Last year I worked extensively in South Boston for a start-up project. I met many of the local business owners and community associations doing good work there. The people I met were almost exclusively white and most were women. Some had grown up in the neighborhood, some had moved there later, but all of them felt heavily invested in the South Boston community. It was a great experience getting to know them, and they were as welcoming and supportive of my project as I could have hoped for. I really admired the way that they worked together on community initiatives like the annual Street Festival or the holiday shopping strolls.
For outsiders, and perhaps even for some just-arrived South Boston residents, that community is alternately a joke or a relic waiting to be bulldozed and converted into luxury condos.
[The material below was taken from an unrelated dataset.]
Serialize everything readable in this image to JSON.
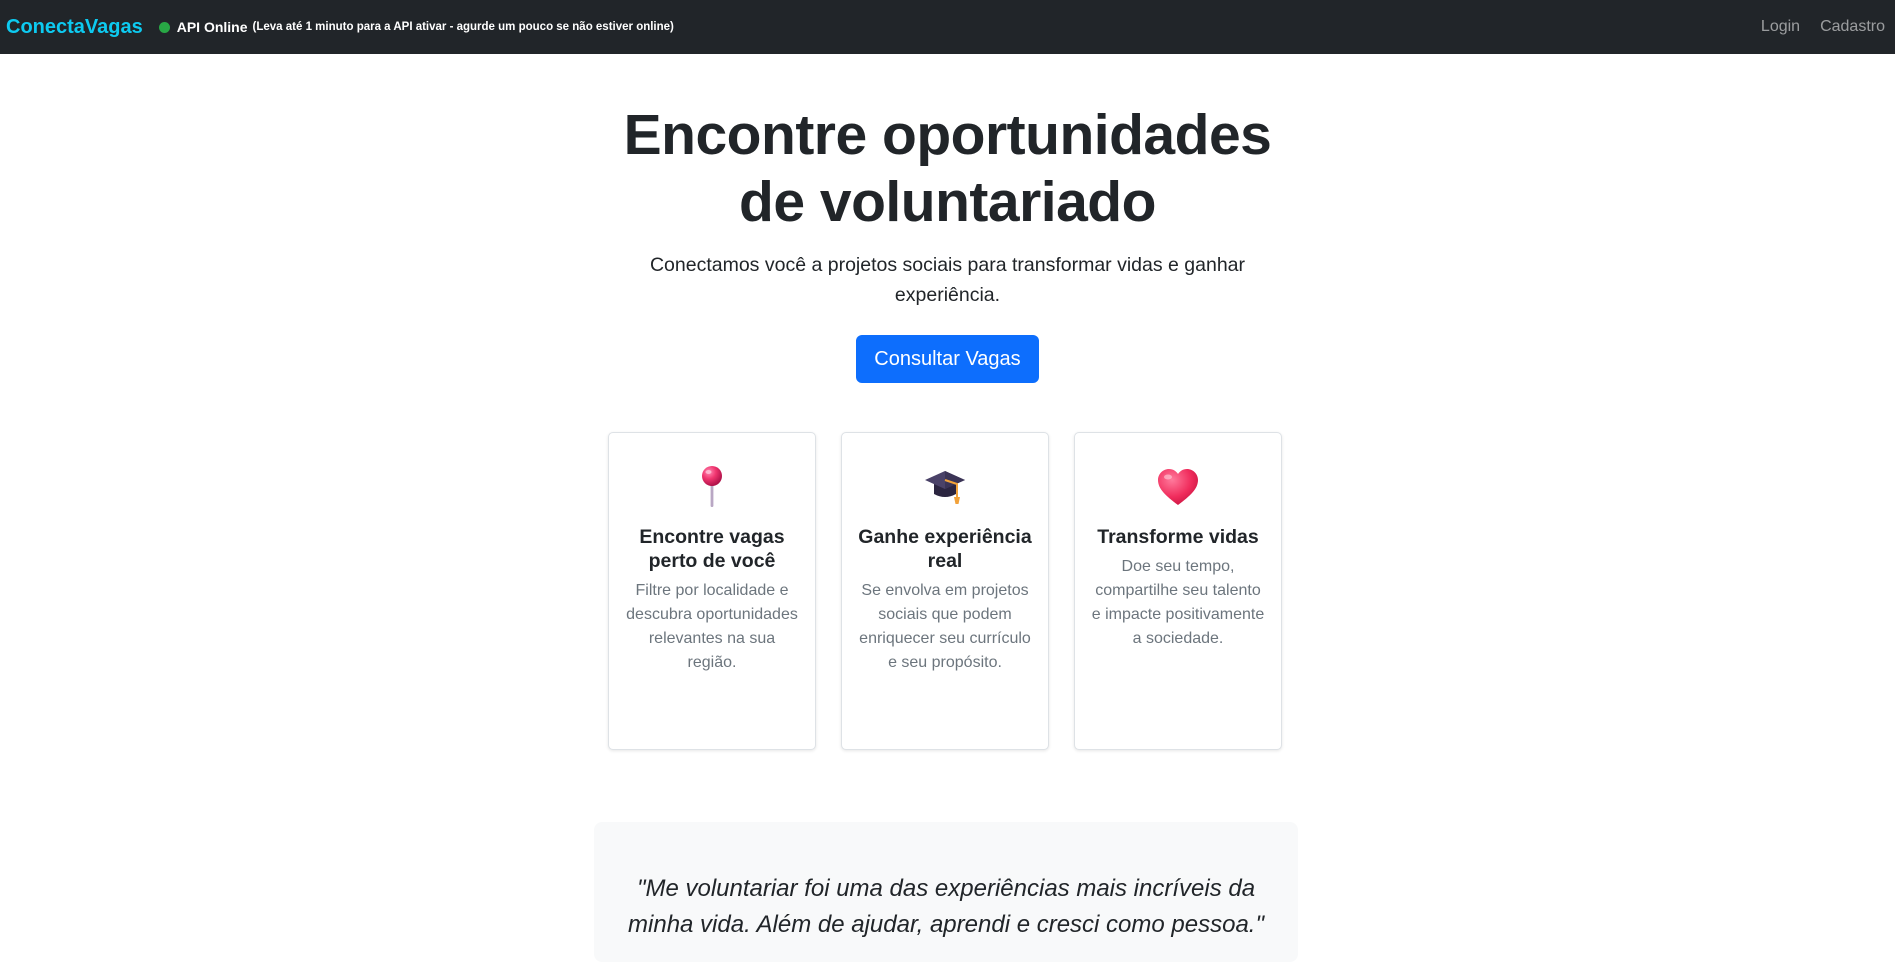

Youtube skits like “Real Housewives of South Boston” play on caricatures of South Boston women as slutty, stupid, and vain, while movies like Good Will Hunting make it out to be a hellhole to escape from.
(Disclaimer: I’m not suggesting that South Boston was one of the communities that voted for Trump. I honestly highly doubt it. I’m citing it only as a mostly-white community that has historically been marginalized and whose long-time residents may feel a similar sense of being excluded. Indeed I had many conversations about the skyrocketing cost of housing and the rapidly changing demographics that hinted at such a feeling.)
I think this is symptomatic of a wider cultural acceptance of ridiculing white communities in a way that would be unacceptable if it were about a community of color or another protected group. That’s not to say minority communities aren’t ridiculed or worse, but nowadays when it happens usually there’s a strong pushback from vocal advocates. In addition, there is also a relatively consistent stream of re-affirming initiatives aimed at fighting discrimination.
For white communities, no such pushback exists, affirmation is hard to find, and so they may feel abandoned in confronting the very real problems they face including poverty and addiction.
(Now you can say that’s nonsense: every successful white person portrayed in the media is an affirmation of white success. Well, yes and no. The problem comes back to the question of identity: are the successful white people that we see identified as a part of the those communities that feel put down? My guess is likely no. In Trump voters’ minds, they’re mostly members of the so-called “coastal elites” and more estranged cousin than role model.)
The road ahead will require bold confrontation but also compassionate reconciliation. There will be many issues and policies where we’ll need to vigorously challenge the Trump administration if and when it enacts its alt-right agenda. At the same time, we should also re-examine the way we talk about marginalized white communities, and we should take special care to think twice before ridiculing them, just as we would think twice before we’d ridicule a black or Latino or gay or Muslim community.